Quantum learning robust to noise

TL;DR

This paper demonstrates that quantum algorithms can efficiently learn parity functions in noisy environments where classical algorithms are believed to be intractable, highlighting a potential quantum advantage in noisy settings.

Contribution

It shows that quantum learning remains efficient under noise, unlike classical learning, which becomes intractable, thus revealing a noise-dependent quantum advantage.

Findings

Quantum learning is robust to noise, maintaining efficiency.

Classical learning of parity with noise is believed to be computationally hard.

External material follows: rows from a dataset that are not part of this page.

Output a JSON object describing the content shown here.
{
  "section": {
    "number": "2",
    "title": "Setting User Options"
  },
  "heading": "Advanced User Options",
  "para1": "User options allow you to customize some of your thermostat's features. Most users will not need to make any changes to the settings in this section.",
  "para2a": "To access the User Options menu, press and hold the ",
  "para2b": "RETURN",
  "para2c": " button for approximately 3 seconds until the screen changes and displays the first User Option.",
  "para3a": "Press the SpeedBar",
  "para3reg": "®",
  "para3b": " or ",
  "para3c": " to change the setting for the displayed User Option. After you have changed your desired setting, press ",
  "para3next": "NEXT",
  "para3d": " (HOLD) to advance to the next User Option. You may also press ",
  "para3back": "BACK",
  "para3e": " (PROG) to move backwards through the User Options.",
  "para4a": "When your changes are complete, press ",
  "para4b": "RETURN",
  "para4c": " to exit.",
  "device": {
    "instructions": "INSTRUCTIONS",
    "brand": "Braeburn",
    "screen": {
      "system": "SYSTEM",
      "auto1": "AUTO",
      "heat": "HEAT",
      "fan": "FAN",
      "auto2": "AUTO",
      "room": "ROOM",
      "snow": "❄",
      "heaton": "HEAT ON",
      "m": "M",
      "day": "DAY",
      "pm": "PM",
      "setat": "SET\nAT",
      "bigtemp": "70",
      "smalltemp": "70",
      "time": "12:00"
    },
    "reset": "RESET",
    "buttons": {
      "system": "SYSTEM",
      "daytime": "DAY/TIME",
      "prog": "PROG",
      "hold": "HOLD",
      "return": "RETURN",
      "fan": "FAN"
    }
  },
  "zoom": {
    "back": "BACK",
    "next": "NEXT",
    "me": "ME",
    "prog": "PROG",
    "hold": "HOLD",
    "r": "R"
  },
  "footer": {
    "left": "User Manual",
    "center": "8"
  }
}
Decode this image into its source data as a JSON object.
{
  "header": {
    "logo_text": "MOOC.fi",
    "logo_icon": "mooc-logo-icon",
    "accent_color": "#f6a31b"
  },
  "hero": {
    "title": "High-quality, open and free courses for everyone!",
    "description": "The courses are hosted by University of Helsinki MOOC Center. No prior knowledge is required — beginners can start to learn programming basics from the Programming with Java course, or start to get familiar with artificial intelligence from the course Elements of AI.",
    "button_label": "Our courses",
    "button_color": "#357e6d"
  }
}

Quantum advantage may be observable with a few hundred noisy qubits.

Abstract

Noise is often regarded as anathema to quantum computation, but in some settings it can be an unlikely ally. We consider the problem of learning the class of $n$-bit parity functions by making queries to a quantum example oracle. In the absence of noise, quantum and classical parity learning are easy and almost equally powerful, both information-theoretically and computationally. We show that in the presence of noise this story changes dramatically. Indeed, the classical learning problem is believed to be intractable, while the quantum version remains efficient. Depolarizing the qubits at the oracle's output at any constant nonzero rate does not increase the computational (or query) complexity of quantum learning more than logarithmically. However, the problem of learning from corresponding classical examples is the Learning Parity with Noise (LPN) problem, for which the best known algorithms have superpolynomial complexity. This creates the possibility of observing a quantum advantage with a few hundred noisy qubits. The presence of noise is essential for creating this quantum-classical separation.